Что-то тяжелое мелькнуло в воздухе, лишь чудом миновав голову Барского, нырнуло в раскрытый платяной шкаф и беззвучно кануло в его мягких глубинах. Стеблицкому показалось, что это был утюг.
—Ты ничтожество! —завопила оскорбленная жена-актриса. —Ты загубил мою жизнь, молодость и карьеру! Тебя выперли из столицы, тебя выпрут и из этой дыры! Но не жди, что я буду и дальше утешать тебя и вытирать твои пьяные сопли! С меня хватит!
—Каков монолог? —подмигнул Барский шокированному Стеблицком и выпил свой стакан до дна. —Не видит тебя наш Станиславский, а то бы роль комической старухи, считай, у тебя в кармане пожизненно!
В воздухе взлетел женский осенний сапог и с плотным стуком ударил Барского в лоб. Голова его слегка откинулась назад и тут же вернулась на место. Из рассеченной брови на белый лацкан капнула алая капля.
— Все ближе ложатся снаряды... — без выражения сказал Барский, зажимая бровь скомканным носовым платком. — Мой друг, не женитесь на актрисках!
Актриска раздавила окурок — кажется, в пудренице — и отчеканила с ненавистью:
— Марлон Брандо задрипанный! Пол Ньюмен с городской помойки! Сволочь!
Стеблицкий чувствовал, как стул под ним превращается в раскаленную сковородку. Стакан он держал как гранату. — Пить не будете? — сердито спросил Барский. — Давайте сюда! Олег Петрович безропотно отдал стакан.
Барский залпом выпил, поставил стакан на пол и доверительно сказал: —Драная кошка!

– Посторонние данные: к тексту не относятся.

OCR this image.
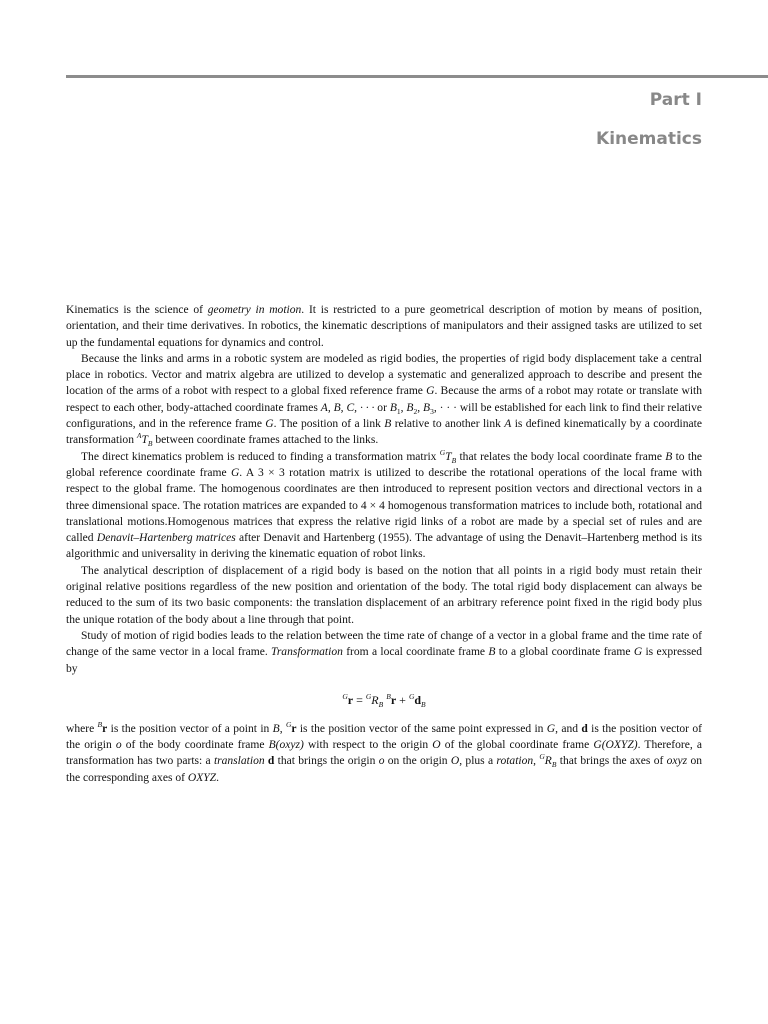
Part I
Kinematics

Kinematics is the science of geometry in motion. It is restricted to a pure geometrical description of motion by means of position, orientation, and their time derivatives. In robotics, the kinematic descriptions of manipulators and their assigned tasks are utilized to set up the fundamental equations for dynamics and control.

Because the links and arms in a robotic system are modeled as rigid bodies, the properties of rigid body displacement take a central place in robotics. Vector and matrix algebra are utilized to develop a systematic and generalized approach to describe and present the location of the arms of a robot with respect to a global fixed reference frame G. Because the arms of a robot may rotate or translate with respect to each other, body-attached coordinate frames A, B, C, · · · or $B_1$, $B_2$, $B_3$, · · · will be established for each link to find their relative configurations, and in the reference frame G. The position of a link B relative to another link A is defined kinematically by a coordinate transformation $^AT_B$ between coordinate frames attached to the links.

The direct kinematics problem is reduced to finding a transformation matrix $^GT_B$ that relates the body local coordinate frame B to the global reference coordinate frame G. A 3 × 3 rotation matrix is utilized to describe the rotational operations of the local frame with respect to the global frame. The homogenous coordinates are then introduced to represent position vectors and directional vectors in a three dimensional space. The rotation matrices are expanded to 4 × 4 homogenous transformation matrices to include both, rotational and translational motions.Homogenous matrices that express the relative rigid links of a robot are made by a special set of rules and are called Denavit–Hartenberg matrices after Denavit and Hartenberg (1955). The advantage of using the Denavit–Hartenberg method is its algorithmic and universality in deriving the kinematic equation of robot links.

The analytical description of displacement of a rigid body is based on the notion that all points in a rigid body must retain their original relative positions regardless of the new position and orientation of the body. The total rigid body displacement can always be reduced to the sum of its two basic components: the translation displacement of an arbitrary reference point fixed in the rigid body plus the unique rotation of the body about a line through that point.

Study of motion of rigid bodies leads to the relation between the time rate of change of a vector in a global frame and the time rate of change of the same vector in a local frame. Transformation from a local coordinate frame B to a global coordinate frame G is expressed by

$^Gr = ^GR_B$ $^Br + ^Gd_B$

where $^B$r is the position vector of a point in B, $^G$r is the position vector of the same point expressed in G, and d is the position vector of the origin o of the body coordinate frame B(oxyz) with respect to the origin O of the global coordinate frame G(OXYZ). Therefore, a transformation has two parts: a translation d that brings the origin o on the origin O, plus a rotation, $^GR_B$ that brings the axes of oxyz on the corresponding axes of OXYZ.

Звезда самодеятельности! На сцене рядом с ней даже шкаф кажется одушевленным... И при этом она еще спит с каждым, кого от нее не тошнит...
Барского снова охватывал энтузиазм, глаза приобретали блеск, движения -размашистость. Он делался непредсказуемым. Стеблицкий с удовольствием отдал бы еще один флакон “Премьера”, лишь бы выбраться из этого сумасшедшего дома.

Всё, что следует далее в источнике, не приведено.